Some other complexities clouded the issue, but the mission of journalism is to dig and research so your work accurately informs and clarifies, not create greater confusion. In this case, the Bee’s due diligence clearly fell short, and it remains surprising no editors on either the news or opinion side saw need to hold the stories to dive deeper. Instead in true alligator-arm fashion, the Bee ran not just one, but two, stories that election experts soon took to Twitter to castigate.


One week later, the Bee belatedly ran a form of a correction. But while admitting it got the whole basis of the recall story wrong, the Bee also seemed to partly blame attorneys with the City of Sacramento for not getting promptly back to the paper.
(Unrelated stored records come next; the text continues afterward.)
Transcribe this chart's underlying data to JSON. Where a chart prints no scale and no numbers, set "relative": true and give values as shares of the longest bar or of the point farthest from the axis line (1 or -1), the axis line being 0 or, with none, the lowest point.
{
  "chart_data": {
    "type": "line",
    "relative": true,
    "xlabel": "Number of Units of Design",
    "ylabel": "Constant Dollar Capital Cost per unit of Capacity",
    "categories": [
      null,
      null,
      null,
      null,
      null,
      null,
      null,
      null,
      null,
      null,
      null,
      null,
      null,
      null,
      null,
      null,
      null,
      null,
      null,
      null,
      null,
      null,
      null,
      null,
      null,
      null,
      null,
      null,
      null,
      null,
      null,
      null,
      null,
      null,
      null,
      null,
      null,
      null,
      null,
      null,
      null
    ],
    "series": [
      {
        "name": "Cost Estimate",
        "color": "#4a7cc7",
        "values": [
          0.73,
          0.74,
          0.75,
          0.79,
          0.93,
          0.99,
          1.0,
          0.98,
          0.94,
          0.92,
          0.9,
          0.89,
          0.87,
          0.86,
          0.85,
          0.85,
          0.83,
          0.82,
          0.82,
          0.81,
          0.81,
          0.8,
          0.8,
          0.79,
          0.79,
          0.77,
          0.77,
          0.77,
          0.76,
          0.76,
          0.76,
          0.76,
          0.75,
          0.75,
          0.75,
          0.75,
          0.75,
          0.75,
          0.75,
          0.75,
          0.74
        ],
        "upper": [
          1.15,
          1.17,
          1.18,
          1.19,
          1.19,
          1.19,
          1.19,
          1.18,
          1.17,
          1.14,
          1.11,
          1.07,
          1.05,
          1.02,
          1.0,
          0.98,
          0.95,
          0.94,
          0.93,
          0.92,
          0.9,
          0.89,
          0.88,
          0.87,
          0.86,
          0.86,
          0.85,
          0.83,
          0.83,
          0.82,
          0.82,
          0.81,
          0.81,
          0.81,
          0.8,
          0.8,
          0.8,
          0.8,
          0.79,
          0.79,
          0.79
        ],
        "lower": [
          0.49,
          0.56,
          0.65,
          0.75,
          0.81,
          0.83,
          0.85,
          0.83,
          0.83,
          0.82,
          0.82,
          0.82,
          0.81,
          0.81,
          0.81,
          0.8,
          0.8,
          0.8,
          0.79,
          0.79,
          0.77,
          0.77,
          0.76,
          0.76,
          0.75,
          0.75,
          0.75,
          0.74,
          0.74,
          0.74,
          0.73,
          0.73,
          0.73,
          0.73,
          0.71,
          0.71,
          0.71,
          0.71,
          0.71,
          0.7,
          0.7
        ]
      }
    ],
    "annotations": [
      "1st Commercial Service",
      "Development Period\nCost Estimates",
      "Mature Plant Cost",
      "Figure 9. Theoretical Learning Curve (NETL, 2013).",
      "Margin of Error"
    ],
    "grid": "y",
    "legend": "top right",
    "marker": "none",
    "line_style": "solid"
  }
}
If the attorneys had, the Bee’s reasoning seemed, this could have prevented the Bee from running two pieces that suffered from insufficient reporting and poor editorial oversight.


But let’s close by returning to the theme of this roundup: media apathy. It is interesting how many real political stories the Bee has either incompletely or not covered at all. Then when they assign multiple staffers and editors to a cause célèbre of their own choosing, they still lack the basic journalistic attentiveness to get it right. Given how repeatedly this happens at the Bee, the real culprit is not any city attorney. It may simply a wider culture of professional apathy.